GRAND RAPIDS, Mich. — A helium shortage is apparently affecting some retailers in the state, but those in West Michigan have not yet been impacted.
And experts say we are still several decades away from a true shortage.
“There was a quote unquote helium shortage about 5-10 years ago and we had to end up using our national reserves for that," said David Benson, a Calvin College chemistry professor. "Since then, we have found other ways to recover it and there's still a bit of a shortage at this point.”
The shortage comes down to where retailers are going for their supply. Benson says the increase in price established 10 years ago helps to regulate the amount of helium that is being used.
“I would guess we could be 30-40 years out,” Benson says of the current supply.
Roy Sabo, president of Sunnyslope Floral in Grandville, says they have yet to ever run out of helium at their location, but they have heard stories from customers.

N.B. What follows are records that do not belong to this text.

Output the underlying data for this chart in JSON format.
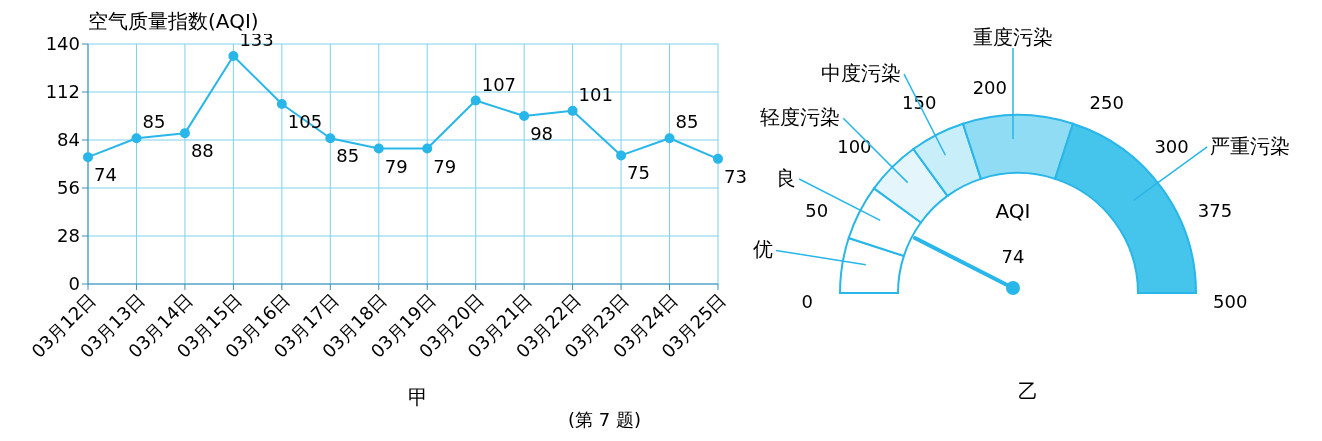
{
  "chart_data": [
    {
      "type": "line",
      "ylabel": "空气质量指数(AQI)",
      "xlabel": "甲",
      "categories": [
        "03月12日",
        "03月13日",
        "03月14日",
        "03月15日",
        "03月16日",
        "03月17日",
        "03月18日",
        "03月19日",
        "03月20日",
        "03月21日",
        "03月22日",
        "03月23日",
        "03月24日",
        "03月25日"
      ],
      "series": [
        {
          "color": "#29b6e8",
          "values": [
            74,
            85,
            88,
            133,
            105,
            85,
            79,
            79,
            107,
            98,
            101,
            75,
            85,
            73
          ]
        }
      ],
      "ylim": [
        0,
        140
      ],
      "yticks": [
        0,
        28,
        56,
        84,
        112,
        140
      ],
      "grid": true,
      "marker": "circle",
      "data_labels": true
    },
    {
      "type": "donut",
      "xlabel": "乙",
      "needle": "良",
      "categories": [
        "优",
        "良",
        "轻度污染",
        "中度污染",
        "重度污染",
        "严重污染"
      ],
      "values": [
        10,
        10,
        10,
        10,
        20,
        40
      ],
      "colors": [
        "#ffffff",
        "#ffffff",
        "#e4f6fc",
        "#c8eefa",
        "#8fdcf4",
        "#45c4ec"
      ],
      "annotations": [
        "AQI",
        "74",
        "(第 7 题)",
        "0",
        "50",
        "100",
        "150",
        "200",
        "250",
        "300",
        "375",
        "500"
      ]
    }
  ]
}
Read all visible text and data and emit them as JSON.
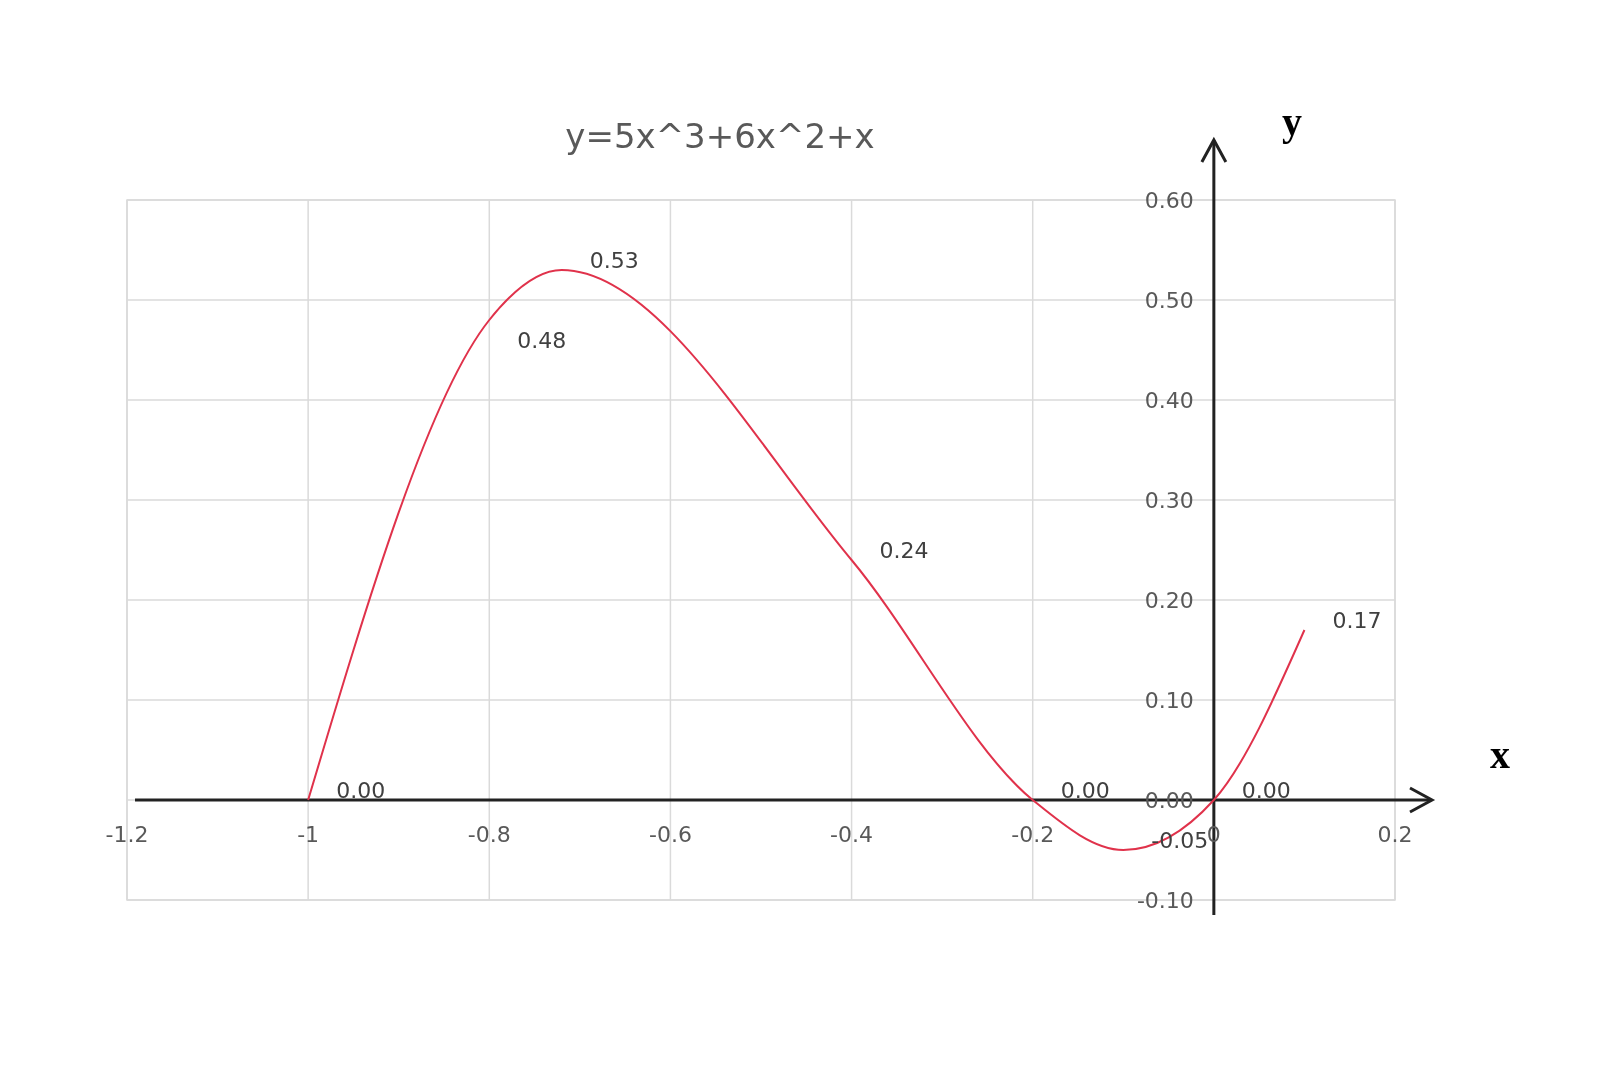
{
  "chart_data": {
    "type": "line",
    "title": "y=5x^3+6x^2+x",
    "xlabel": "x",
    "ylabel": "y",
    "x": [
      -1,
      -0.8,
      -0.72,
      -0.4,
      -0.2,
      -0.1,
      0,
      0.1
    ],
    "series": [
      {
        "color": "#e0324b",
        "values": [
          0,
          0.48,
          0.53,
          0.24,
          0,
          -0.05,
          0,
          0.17
        ],
        "value_labels": [
          "0.00",
          "0.48",
          "0.53",
          "0.24",
          "0.00",
          "-0.05",
          "0.00",
          "0.17"
        ]
      }
    ],
    "xlim": [
      -1.2,
      0.2
    ],
    "xticks": [
      -1.2,
      -1,
      -0.8,
      -0.6,
      -0.4,
      -0.2,
      0,
      0.2
    ],
    "ylim": [
      -0.1,
      0.6
    ],
    "yticks": [
      {
        "value": -0.1,
        "label": "-0.10"
      },
      {
        "value": 0,
        "label": "0.00"
      },
      {
        "value": 0.1,
        "label": "0.10"
      },
      {
        "value": 0.2,
        "label": "0.20"
      },
      {
        "value": 0.3,
        "label": "0.30"
      },
      {
        "value": 0.4,
        "label": "0.40"
      },
      {
        "value": 0.5,
        "label": "0.50"
      },
      {
        "value": 0.6,
        "label": "0.60"
      }
    ],
    "grid": true,
    "marker": "none",
    "line_style": "solid"
  }
}
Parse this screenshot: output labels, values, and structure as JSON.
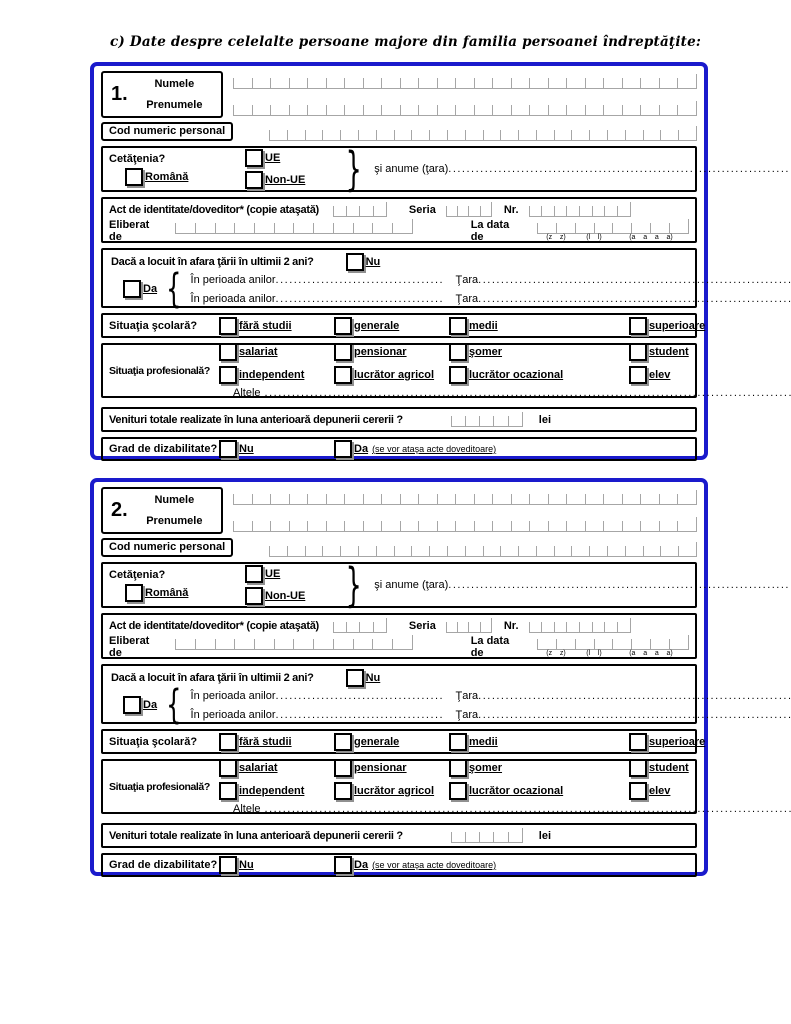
{
  "page": {
    "title": "c) Date despre celelalte persoane majore din familia persoanei îndreptăţite:"
  },
  "colors": {
    "frame_blue": "#1a1acc",
    "comb_gray": "#a6a6a6",
    "shadow_gray": "#909090"
  },
  "dots": {
    "long": "......................................................................................................................................................"
  },
  "labels": {
    "numele": "Numele",
    "prenumele": "Prenumele",
    "cnp": "Cod numeric personal",
    "cetatenia": "Cetăţenia?",
    "romana": "Română",
    "ue": "UE",
    "non_ue": "Non-UE",
    "si_anume": "şi anume (ţara) ",
    "act": "Act de identitate/doveditor* (copie ataşată)",
    "seria": "Seria",
    "nr": "Nr.",
    "eliberat": "Eliberat de",
    "la_data": "La data de",
    "date_zz": "(z    z)",
    "date_ll": "(l    l)",
    "date_aaaa": "(a    a    a    a)",
    "locuit_q": "Dacă a locuit în afara ţării în ultimii 2 ani?",
    "nu": "Nu",
    "da": "Da",
    "perioada": "În perioada anilor ",
    "tara": "Ţara ",
    "scolara": "Situaţia şcolară?",
    "scolara_opts": [
      "fără studii",
      "generale",
      "medii",
      "superioare"
    ],
    "profesionala": "Situaţia profesională?",
    "prof_row1": [
      "salariat",
      "pensionar",
      "şomer",
      "student"
    ],
    "prof_row2": [
      "independent",
      "lucrător agricol",
      "lucrător ocazional",
      "elev"
    ],
    "altele": "Altele ",
    "venituri": "Venituri totale realizate în luna anterioară depunerii cererii ?",
    "lei": "lei",
    "grad": "Grad de dizabilitate?",
    "da_note": "(se vor ataşa acte doveditoare)",
    "brace_close": "}",
    "brace_open": "{"
  },
  "sections": [
    {
      "number": "1."
    },
    {
      "number": "2."
    }
  ]
}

“We have had people come into the store here saying they’ve been to numerous other places that have not had helium and were coming here to get it ... I've actually been in other stores where people are taking about helium and I’m really surprised to hear that that conversation has been out there like that," Sabo said.
But experts point out that party balloons make up just a small fraction of our helium use in the United States.
"It's a number of technologies, high-tech technologies that we're completely dependent on now," Benson said. "Helium is used in the medical field inside MRI machines and in the research field inside machines used to identify molecules."
And if we were to abruptly run out of helium?
“It would definitely impact what we do research-wise, what we do in the medical sector. It would have a huge implication. So a lot of the foundational things we have today in our society are built on these technology-specific items," Benson said.
Experts say helium is such a light element that the way it is currently stored and used, much of it goes to waste. They say the only thing that can be done to protect our supply is to develop new methods of recycling unused helium.